Why might compute be the most promising policy lever?

 

Along with compute, data and algorithms also play important roles in the capability of a model. Data refers to the datasets on which AI models are trained, the quality and quantity of which affect model performance. Algorithms allow models to learn from datasets and adjust to produce more consistent, accurate outputs. Compute, data, and algorithms are often called the AI Triad. Thinking about compute as one of three factors in AI development is useful for understanding why it might be the best target for AI governance.

 

 

Perhaps the most important aspect of AI governance is ensuring that certain groups, such as oppressive governments or terrorist organizations, are unable to train and develop powerful frontier AI models. To this end, compute currently seems like the best factor to use as a bottleneck. Data and algorithms are both digital and are thus relatively easy to make digital copies of. While cybersecurity and regulatory efforts could attempt to limit theft and prevent diffusion of these resources, data and algorithms cannot be tracked and secured in the same way that a physical product like a computer chip can. The supply chain for chips used in training frontier AI models is dominated by a few large companies, located in the U.S. and allied countries. The U.S. government can, as a result, more easily coordinate with these companies and their home countries to exclude certain groups’ access to their products.

 

But as promising as compute governance may be, it faces limitations. It currently seems like the most capable AI models are those with access to the most advanced chips. However, improvements in algorithm efficiency and falling costs for current state-of-the-art AI chips will likely reduce the leverage compute governance currently has. In this sense, compute governance may not offer a sustainable solution to threats posed by AI. But further efforts to regulate compute could still prove highly valuable. For example, excluding unwanted groups from access to frontier AI may provide time for the U.S. and its allies to task frontier models with finding safer training methods and other solutions to outstanding problems in AI development.

 

 

What is already being done to govern compute?

 

Governments have already taken action to limit access to compute. In 2022, the U.S. government established export controls on China that aimed to limit China’s ability to purchase state-of-the-art AI chips and to design and manufacture these chips on their own.
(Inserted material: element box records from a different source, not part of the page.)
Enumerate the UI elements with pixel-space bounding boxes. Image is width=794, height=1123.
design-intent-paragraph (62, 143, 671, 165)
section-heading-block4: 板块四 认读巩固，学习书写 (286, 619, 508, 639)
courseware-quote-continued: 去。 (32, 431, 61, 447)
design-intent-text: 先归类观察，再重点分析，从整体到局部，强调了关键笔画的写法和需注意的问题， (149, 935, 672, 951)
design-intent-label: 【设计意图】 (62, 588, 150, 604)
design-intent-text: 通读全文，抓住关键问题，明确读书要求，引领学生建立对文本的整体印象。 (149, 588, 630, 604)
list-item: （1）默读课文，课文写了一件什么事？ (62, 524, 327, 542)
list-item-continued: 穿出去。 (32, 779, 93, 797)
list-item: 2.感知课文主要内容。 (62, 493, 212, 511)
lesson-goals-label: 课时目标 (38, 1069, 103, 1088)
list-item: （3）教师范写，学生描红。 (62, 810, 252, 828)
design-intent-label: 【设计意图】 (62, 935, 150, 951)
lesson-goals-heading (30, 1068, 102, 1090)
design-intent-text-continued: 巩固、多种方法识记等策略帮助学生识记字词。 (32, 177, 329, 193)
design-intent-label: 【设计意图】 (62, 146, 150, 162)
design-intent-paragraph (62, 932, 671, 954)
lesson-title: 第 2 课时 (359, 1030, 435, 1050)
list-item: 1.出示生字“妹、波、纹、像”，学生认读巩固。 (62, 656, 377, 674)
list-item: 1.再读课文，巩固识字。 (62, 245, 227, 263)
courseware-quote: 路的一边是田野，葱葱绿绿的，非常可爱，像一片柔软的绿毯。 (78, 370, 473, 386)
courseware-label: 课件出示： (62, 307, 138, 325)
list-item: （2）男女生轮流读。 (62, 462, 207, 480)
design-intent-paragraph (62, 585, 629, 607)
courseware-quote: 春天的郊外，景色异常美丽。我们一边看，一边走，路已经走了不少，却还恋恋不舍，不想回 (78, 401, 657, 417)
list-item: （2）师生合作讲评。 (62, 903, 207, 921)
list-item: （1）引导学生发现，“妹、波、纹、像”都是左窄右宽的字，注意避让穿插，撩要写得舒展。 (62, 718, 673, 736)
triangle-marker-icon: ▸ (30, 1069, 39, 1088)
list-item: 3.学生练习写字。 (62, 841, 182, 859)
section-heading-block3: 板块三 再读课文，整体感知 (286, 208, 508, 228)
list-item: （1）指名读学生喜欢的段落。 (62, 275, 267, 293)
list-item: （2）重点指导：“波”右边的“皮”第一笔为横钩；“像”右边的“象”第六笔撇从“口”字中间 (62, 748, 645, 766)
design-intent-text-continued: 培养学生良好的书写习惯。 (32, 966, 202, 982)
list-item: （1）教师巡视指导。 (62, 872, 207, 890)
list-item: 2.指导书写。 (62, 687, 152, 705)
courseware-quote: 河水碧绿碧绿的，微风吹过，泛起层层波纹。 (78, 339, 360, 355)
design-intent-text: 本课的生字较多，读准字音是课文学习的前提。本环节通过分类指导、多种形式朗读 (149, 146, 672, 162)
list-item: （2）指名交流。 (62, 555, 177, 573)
In order to avoid restricting exports on other powerful computer chips, including chips used for gaming, the AI chip export specified a threshold for FLOPS and interconnect bandwidth below which chip exports to China are permissible. 

 

Alongside the U.S., other countries, including the Netherlands and Japan, have also imposed restrictions on exports to China. These restrictions are especially significant given that these two countries, along with the U.S., account for 90% of global sales of chip manufacturing equipment.

 

Also of note is Biden’s recent executive order, issued in late October, that took a variety of steps toward mitigating AI risk. These steps included requiring companies that surpass given FLOPS and interconnect bandwidth levels to report information about training plans, cybersecurity efforts, and results of model safety evaluations. While such regulations do not govern compute per se, they do direct greater scrutiny toward models trained on large amounts of compute.

 

As frontier AI continues to make exponential gains in capability and pose ever-larger risks, compute governance provides an effective short-term strategy for controlling who has access to the most powerful models. Policymakers should look elsewhere for long-term solutions, but they would be mistaken to overlook further compute regulations or fail to update current regulations in the meantime.